金市場の開発団体のワールド・ゴールド・カウンシルは、3%の物品サービス税は、インドの経済を押し上げることから金需要を高めると予想しています。
新たな物品サービス税は、事前予想の5%を下回り、今後は金へ一律13%(10%の関税と3%のGST)と、これまでの12.5%(10%の関税と1%の売上税と0.5%のサービス税)より増加するものの、この税金を今までのように別々に支払う必要がなく一括で払えるとのこと。

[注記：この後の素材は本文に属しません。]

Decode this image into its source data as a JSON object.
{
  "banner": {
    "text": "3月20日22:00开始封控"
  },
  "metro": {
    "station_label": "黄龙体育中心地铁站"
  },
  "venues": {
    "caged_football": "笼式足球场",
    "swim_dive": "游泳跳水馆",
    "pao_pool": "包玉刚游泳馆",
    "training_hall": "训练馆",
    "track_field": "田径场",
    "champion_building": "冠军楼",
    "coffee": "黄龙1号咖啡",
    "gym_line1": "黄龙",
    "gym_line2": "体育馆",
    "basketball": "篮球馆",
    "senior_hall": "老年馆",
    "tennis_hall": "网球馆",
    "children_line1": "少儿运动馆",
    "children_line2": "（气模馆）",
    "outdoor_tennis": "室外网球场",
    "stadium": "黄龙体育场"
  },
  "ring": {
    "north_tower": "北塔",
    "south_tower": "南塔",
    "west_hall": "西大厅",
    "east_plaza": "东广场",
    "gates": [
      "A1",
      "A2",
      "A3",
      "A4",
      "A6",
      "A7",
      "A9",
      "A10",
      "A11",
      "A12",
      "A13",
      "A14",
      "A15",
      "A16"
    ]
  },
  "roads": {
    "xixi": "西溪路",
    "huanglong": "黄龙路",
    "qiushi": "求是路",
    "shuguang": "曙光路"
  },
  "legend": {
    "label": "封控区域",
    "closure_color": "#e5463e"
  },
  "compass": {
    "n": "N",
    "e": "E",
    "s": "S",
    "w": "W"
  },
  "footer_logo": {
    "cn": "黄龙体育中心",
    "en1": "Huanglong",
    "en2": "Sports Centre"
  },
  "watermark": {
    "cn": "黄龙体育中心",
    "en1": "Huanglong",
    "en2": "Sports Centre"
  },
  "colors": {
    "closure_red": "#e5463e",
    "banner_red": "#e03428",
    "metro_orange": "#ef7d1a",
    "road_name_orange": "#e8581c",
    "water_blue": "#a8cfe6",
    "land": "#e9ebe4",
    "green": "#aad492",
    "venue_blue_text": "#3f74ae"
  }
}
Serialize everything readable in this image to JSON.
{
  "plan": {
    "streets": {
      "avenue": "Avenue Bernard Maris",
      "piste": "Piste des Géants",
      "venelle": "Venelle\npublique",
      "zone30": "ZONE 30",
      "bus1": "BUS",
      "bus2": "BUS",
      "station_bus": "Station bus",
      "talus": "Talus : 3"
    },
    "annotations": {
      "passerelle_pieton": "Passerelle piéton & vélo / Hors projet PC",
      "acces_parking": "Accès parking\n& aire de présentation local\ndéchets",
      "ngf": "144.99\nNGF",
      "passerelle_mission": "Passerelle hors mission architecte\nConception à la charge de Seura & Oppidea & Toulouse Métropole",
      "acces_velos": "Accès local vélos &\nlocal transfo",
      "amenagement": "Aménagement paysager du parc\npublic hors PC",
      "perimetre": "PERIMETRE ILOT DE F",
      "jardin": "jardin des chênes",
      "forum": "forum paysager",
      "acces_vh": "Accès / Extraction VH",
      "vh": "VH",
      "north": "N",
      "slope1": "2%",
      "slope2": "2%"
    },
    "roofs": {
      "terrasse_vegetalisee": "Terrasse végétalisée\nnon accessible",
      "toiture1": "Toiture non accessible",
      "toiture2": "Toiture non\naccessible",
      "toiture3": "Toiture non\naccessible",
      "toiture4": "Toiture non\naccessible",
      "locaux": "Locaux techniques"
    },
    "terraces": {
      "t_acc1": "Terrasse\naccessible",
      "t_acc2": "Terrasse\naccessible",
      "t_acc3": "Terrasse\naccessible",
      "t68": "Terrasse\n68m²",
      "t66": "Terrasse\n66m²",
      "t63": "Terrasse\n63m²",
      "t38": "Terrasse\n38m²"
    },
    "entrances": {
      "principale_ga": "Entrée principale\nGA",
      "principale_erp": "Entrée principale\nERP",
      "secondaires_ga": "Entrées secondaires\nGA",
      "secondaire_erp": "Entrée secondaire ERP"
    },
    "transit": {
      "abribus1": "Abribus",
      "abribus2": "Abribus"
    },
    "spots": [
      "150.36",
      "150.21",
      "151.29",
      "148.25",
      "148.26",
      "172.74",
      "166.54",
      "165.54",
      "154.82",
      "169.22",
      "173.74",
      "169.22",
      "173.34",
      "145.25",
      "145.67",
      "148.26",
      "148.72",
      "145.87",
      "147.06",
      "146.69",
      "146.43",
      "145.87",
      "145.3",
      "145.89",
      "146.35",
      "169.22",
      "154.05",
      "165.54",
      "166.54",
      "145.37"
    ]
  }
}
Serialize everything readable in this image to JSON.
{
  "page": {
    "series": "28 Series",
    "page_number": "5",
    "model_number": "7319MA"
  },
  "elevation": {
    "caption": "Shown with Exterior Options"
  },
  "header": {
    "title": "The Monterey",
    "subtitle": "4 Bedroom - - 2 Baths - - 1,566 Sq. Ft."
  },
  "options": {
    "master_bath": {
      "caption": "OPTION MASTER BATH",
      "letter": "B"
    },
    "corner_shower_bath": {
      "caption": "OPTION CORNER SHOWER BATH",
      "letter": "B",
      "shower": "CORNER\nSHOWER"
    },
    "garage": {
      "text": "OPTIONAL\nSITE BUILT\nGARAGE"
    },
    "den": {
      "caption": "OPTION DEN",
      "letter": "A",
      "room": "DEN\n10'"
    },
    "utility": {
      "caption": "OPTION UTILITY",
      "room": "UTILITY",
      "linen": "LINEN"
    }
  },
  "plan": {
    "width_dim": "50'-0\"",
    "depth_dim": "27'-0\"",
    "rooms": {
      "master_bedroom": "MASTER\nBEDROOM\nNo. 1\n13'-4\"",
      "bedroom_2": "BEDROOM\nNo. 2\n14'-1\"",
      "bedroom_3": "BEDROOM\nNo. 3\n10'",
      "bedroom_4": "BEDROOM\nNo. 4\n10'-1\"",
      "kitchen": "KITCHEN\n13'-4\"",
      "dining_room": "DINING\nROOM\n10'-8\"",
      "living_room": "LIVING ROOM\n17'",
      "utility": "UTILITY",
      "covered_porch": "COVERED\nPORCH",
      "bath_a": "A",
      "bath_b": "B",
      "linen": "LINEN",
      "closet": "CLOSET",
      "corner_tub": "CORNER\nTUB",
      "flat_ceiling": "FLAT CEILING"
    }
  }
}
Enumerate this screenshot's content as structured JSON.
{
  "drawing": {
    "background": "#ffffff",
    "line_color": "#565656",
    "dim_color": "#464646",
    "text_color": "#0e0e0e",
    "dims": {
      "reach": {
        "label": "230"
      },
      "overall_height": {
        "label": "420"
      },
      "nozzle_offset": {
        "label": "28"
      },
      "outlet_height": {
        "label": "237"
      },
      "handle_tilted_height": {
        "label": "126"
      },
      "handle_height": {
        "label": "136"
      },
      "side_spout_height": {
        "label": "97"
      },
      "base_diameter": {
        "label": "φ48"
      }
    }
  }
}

過去5年間に関税や物品税は、世界第2の消費国の人々の金需要を抑えるために、引き上げられるなど変動し続けていました。そして、その一環として昨年11月には高額紙幣を廃止するという手段さえとられたのです。
しかし、モディ政権は物品サービス税(GST)を一律3%課することを今月初めに決定し、7月1日から導入されることとなります。
「この簡素化された税構成は、金のサプライチェーンを透明化し、効率を高める事となります。」とワールド・ゴールド・カウンシルは述べています。
「3%の物品サービス税(GST)は、業界の予想を下回りました。そして、業界の反応は、この変更により税率は多少高まるにもかかわらずポジティブです。」
アラブ首長国連邦の金のディーラーは、インドの新たな物品サービス税(GST)が発表されたことから、金の需要が一時的に高まることを予想しているとこの国のプレスがレポートしています。
「インドの金価格が多少ながらも物品サービス税(GST)の導入で来月上昇することで、アラブ首長国連邦の宝飾取引が、インドと比べてより魅力を増すことになります。
インドと中東諸国の金需要は、世界の金需要の35%を占めていると、先週シンガポールで行われたアジア・パシフィック貴金属会議で貴金属アナリストのPhilip Klapwijk氏が述べています。この割合は1980年代の22%からも増加していることを見ることができます。
しかし、このような需要は長続きはしないだろうとドバイのディラーは述べています。それは、アラブ首長国連邦と他の湾岸諸国は、その物品サービス税(GST)を5%へと引き上げ、来年1月に導入しようとしていることからです。
LiveMintのレポートによると、サービス物品税(GST)の導入前に、インドの宝飾店が在庫を増加させ、金購入需要が今ひとつであったことから、インドの金価格は世界価格比を下回っていたとのこと。
インドの金ディーラーは、輸入価格から3.50ドルのディスカウントを提示していたともロイターがレポートしています。これは、2016年末以来の水準でした。
6月から9月は通常はインドの金消費需要は下落します。それは、ヒンドゥー教の暦上は結婚に適した吉日がないことからです。
「アジアの金市場は静かだ」とトムソンロイターGFMSコンサルタント会社のアナリストのCameron Alexander氏ロイターに答えています。
「今週の価格の上昇は在庫増加を促したが、金購入需要は高まっていない。」と続けています。